Question

I'm trying to understand the fundamentals of the Apriori (Basket) Algorithm for use in data mining,

It's best I explain the complication i'm having with an example:

Here is a transactional dataset:

t1: Milk, Chicken, Beer
t2: Chicken, Cheese
t3: Cheese, Boots
t4: Cheese, Chicken, Beer
t5: Chicken, Beer, Clothes, Cheese, Milk
t6: Clothes, Beer, Milk
t7: Beer, Milk, Clothes

The minsup for the above is 0.5 or 50%.

Taking from the above, my number of transactions is clearly 7, meaning for an itemset to be "frequent" it must have a count of 4/7. As such this was my Frequent itemset 1:

F1:

Milk = 4
Chicken = 4
Beer = 5
Cheese = 4

I then created my candidates for the second refinement (C2) and narrowed it down to:

F2:

{Milk, Beer} = 4

This is where I get confused, if I am asked to display all frequent itemsets do I write down all of F1 and F2 or just F2? F1 to me aren't "sets".

I am then asked to create association rules for the frequent itemsets I have just defined and calculate their "confidence" figures, I get this:

Milk -> Beer = 100% confidence
Beer -> Milk = 80% confidence

It seems superfluous to put F1's itemsets in here as they will all have a confidence of 100% regardless and don't actually "associate" anything, which is the reason I am now questioning whether F1 are indeed "frequent"?

Was it helpful?

Solution

Itemsets with size of 1 considered frequent if their support is suitable. But here you have to consider the minimal threshold. like if your minimal threshold in your example is 2 then F1 will not be considered. But if the minimal threshold is 1 then you have to.

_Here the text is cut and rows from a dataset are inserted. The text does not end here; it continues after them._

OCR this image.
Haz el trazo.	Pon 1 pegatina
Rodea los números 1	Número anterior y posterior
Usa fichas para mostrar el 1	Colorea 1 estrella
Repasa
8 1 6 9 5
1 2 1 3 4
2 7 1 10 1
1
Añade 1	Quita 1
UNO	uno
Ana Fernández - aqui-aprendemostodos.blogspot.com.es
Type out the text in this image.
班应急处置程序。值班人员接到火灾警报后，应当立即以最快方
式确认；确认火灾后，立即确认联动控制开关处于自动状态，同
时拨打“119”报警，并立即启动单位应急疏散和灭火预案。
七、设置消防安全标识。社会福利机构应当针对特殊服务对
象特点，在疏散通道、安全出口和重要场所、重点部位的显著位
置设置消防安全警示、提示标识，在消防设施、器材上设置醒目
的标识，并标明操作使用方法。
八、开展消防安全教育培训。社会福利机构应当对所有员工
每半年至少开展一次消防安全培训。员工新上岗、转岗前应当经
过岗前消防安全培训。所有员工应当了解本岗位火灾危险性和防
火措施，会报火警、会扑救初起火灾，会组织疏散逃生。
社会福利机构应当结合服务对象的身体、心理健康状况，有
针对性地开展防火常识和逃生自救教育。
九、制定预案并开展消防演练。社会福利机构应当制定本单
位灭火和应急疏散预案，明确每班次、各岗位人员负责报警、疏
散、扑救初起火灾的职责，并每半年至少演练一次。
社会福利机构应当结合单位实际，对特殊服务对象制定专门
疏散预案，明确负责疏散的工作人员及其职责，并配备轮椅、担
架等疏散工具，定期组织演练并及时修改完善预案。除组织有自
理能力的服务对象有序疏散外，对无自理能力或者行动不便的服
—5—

you can take a look here and here for more ideas and examples.

Hope that I helped.

OTHER TIPS

If the minimum support threshold (minsup) is 4 / 7, then you should include single items in the set of frequent itemsets if they appear in no less than 4 transactions out of 7. So in your example, you should include them:

Milk = 4 Chicken = 4 Beer = 5 Cheese = 4

For the association rules, they have the form X ==> Y where X and Y are disjoint itemsets and it is generally assumed that X and Y are not empty sets (and this is what is assumed by Apriori). So therefore, you need at least two items to generate an association rule.